A Comparison of Cause-specific Mortality among Patients with Low or Intermediate-risk Prostate Cancer Treated with Brachytherapy, External Beam Radiotherapy or Radical Prostatectomy

2009 
Purpose/Objective(s): Biochemically defined outcomes suggest equivalent efficacy among brachytherapy (PI), external beam radiotherapy (RT), and radical prostatectomy (RP) in patients with low or intermediate-risk prostate cancer (CaP). Similar data on prostate cancer-specific mortality (PCSM) are lacking.

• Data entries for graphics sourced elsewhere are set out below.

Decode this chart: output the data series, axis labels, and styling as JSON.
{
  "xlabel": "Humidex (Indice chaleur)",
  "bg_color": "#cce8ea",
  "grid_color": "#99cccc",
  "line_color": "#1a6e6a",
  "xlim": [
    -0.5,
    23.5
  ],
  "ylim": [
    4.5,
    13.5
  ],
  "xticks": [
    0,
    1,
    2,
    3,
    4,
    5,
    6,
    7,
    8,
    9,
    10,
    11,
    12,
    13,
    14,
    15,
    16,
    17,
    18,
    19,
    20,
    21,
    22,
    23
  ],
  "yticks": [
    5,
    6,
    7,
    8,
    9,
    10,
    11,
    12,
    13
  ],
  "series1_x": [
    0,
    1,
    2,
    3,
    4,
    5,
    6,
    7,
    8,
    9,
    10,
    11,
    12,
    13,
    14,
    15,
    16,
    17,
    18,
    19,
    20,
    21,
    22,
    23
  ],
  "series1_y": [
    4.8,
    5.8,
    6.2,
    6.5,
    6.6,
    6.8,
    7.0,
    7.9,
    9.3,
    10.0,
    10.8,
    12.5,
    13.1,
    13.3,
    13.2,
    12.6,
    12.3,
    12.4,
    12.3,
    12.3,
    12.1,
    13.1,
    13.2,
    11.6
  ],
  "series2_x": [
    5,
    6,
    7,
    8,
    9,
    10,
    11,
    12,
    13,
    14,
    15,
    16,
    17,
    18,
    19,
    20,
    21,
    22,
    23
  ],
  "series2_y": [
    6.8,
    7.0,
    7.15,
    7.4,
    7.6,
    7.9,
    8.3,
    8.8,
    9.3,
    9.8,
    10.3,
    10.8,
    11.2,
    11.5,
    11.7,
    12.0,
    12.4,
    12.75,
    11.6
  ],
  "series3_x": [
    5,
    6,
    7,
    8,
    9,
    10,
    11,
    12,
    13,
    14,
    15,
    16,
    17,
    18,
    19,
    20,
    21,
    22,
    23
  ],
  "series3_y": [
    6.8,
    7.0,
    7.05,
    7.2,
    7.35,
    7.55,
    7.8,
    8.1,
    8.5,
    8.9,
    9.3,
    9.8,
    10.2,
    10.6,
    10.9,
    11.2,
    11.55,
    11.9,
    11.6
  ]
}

Materials/Methods: The records of 4222 consecutive patients with low or intermediate-risk disease treated between 9/96-9/05 were reviewed. Factors thought to influence mortality and PCSM were reviewed, including: age, Charlson score, initial PSA (iPSA), androgen deprivation (AD) duration, pack-years of smoking, income, body mass index (BMI), presence of coronary artery disease (CAD), presence of hypertension (HTN), alcohol use, race, biopsy Gleason score (bGS), and clinical stage. Univariate and multivariable analyses were done using competing risk methodology for Cox proportional hazards regression analysis. Results: Fifty-two percent of patients were treated with RP, 30% with PI, and 18% with RT. The median follow up for all patients was 48 months (range: 0-126). More than 50% of patients were treated after 2001. At the time of analysis, 264 patients (6.3%) had died- 23 from CaP, 92 from CAD, 94 from other cancers, and 55 from other causes. The results of the PCSMmultivariable analysis reveal that RT is associated with worse outcome relative to PI and RP (p\0.0001). Conclusions: Low and intermediate risk CaP patients treated with RT had a higher risk of death due to CaP than patients treated with RP or PI after adjusting for factors that influence overall and PCSM.